Architect David Chipperfield: ‘We used to know what progress was. Now we’re not so sure’

Architect David Chipperfield: ‘We used to know what progress was. Now we’re not so sure’

He’s renowned for big-budget museums and galleries. But the architect’s long-term project in Galicia, northern Spain is all about fundamental, low-key ways to change communities for the better

“We find ourselves doing workshops on seaweed growth,” says David Chipperfield, the much-honoured and acclaimed British architect, and “there are moments when you’re thinking: ‘Remind me, what has this got to do with architecture? What am I doing here?’” This unlikeliness, though, is part of the point of Fundación RIA, the seven-year-old organisation that Chipperfield set up in the north-western Spanish region of Galicia, which aims to help revive its towns and villages, often depopulated and fractured by poor planning decisions.

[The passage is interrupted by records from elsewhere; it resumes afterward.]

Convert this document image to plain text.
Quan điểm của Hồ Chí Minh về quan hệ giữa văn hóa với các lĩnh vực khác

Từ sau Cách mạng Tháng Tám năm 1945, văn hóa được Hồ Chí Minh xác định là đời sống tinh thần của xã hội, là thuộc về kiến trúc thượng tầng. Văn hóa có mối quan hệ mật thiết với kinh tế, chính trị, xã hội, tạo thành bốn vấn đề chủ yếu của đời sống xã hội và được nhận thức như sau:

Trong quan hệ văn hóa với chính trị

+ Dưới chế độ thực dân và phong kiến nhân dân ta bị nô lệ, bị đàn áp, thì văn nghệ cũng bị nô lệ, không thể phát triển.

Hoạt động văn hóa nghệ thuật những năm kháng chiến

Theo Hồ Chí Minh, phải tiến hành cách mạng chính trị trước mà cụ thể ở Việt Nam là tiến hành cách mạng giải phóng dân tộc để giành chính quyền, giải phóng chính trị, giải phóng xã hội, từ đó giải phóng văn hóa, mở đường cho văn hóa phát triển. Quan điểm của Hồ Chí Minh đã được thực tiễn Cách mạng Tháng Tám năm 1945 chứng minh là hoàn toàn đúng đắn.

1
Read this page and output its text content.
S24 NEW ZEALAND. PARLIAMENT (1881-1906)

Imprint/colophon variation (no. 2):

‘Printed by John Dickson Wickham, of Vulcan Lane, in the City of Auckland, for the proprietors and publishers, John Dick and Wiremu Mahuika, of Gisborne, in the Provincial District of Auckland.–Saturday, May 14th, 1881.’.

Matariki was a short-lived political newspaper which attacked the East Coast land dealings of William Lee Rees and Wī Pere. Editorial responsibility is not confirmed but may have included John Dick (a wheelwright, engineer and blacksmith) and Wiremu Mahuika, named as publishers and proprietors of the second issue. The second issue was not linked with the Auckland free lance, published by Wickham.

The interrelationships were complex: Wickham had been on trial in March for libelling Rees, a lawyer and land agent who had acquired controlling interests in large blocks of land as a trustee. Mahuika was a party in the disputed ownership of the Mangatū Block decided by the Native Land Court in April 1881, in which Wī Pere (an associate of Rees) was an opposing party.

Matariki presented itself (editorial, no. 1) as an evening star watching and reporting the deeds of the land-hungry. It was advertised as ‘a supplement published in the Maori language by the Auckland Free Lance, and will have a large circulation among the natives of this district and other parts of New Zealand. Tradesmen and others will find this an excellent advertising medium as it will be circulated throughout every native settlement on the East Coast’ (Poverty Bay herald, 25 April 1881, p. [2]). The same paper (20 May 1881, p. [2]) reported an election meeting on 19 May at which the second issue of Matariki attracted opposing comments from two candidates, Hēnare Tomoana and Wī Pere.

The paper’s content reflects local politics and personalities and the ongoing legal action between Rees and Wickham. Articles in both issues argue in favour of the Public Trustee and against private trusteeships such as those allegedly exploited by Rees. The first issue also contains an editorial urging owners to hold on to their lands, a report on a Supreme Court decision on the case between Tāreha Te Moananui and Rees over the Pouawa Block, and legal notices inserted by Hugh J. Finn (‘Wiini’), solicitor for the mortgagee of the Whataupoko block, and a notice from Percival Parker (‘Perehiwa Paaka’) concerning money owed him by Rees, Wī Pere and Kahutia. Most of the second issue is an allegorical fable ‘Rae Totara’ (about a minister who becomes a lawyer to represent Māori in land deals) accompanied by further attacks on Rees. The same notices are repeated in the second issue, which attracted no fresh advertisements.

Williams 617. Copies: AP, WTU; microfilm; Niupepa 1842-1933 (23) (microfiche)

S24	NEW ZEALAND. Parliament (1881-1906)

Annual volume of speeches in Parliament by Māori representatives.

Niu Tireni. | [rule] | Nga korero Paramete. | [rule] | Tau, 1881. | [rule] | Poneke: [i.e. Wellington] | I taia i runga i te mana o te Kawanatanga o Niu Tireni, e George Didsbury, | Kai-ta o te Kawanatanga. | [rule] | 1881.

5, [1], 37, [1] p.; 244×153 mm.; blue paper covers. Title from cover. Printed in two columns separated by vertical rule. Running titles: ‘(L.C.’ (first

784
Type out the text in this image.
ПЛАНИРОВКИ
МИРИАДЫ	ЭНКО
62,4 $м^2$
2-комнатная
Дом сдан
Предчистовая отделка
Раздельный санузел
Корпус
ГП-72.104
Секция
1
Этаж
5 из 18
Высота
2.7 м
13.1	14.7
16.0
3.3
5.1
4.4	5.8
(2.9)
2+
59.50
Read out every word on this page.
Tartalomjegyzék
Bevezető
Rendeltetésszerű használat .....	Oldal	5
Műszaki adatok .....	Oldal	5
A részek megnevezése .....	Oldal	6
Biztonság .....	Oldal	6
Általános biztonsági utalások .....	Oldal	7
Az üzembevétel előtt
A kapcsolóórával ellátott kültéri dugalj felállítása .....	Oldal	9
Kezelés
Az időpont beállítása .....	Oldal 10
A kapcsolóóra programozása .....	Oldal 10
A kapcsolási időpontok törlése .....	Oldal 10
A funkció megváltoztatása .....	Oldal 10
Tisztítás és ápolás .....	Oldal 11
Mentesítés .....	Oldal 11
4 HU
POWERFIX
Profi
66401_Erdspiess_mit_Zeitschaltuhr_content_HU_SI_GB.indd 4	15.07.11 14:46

The endeavour involves environmental and economic issues as well as design, hence the excursions into marine biology.

It is a case of thinking global and acting local. Fundación RIA (which is named after the rias or inlets of the Galician coast) proceeds by consultation, talking to local people and businesses, to politicians and officials at various levels of government, and using contacts built up by Chipperfield’s international practice. “You find yourself at a meeting with old people on Tuesday nights,” he says, “talking about speed limits.” At other times they bring in experts from the London School of Economics and the Massachusetts Institute of Technology, and the technologically advanced Swiss timber company Blumer-Lehmann. Next month the foundation will open Casa RIA, a converted sanatorium in Santiago de Compostela, where spaces for exhibitions and discussions are intended to create “a place of exchange and application of knowledge”.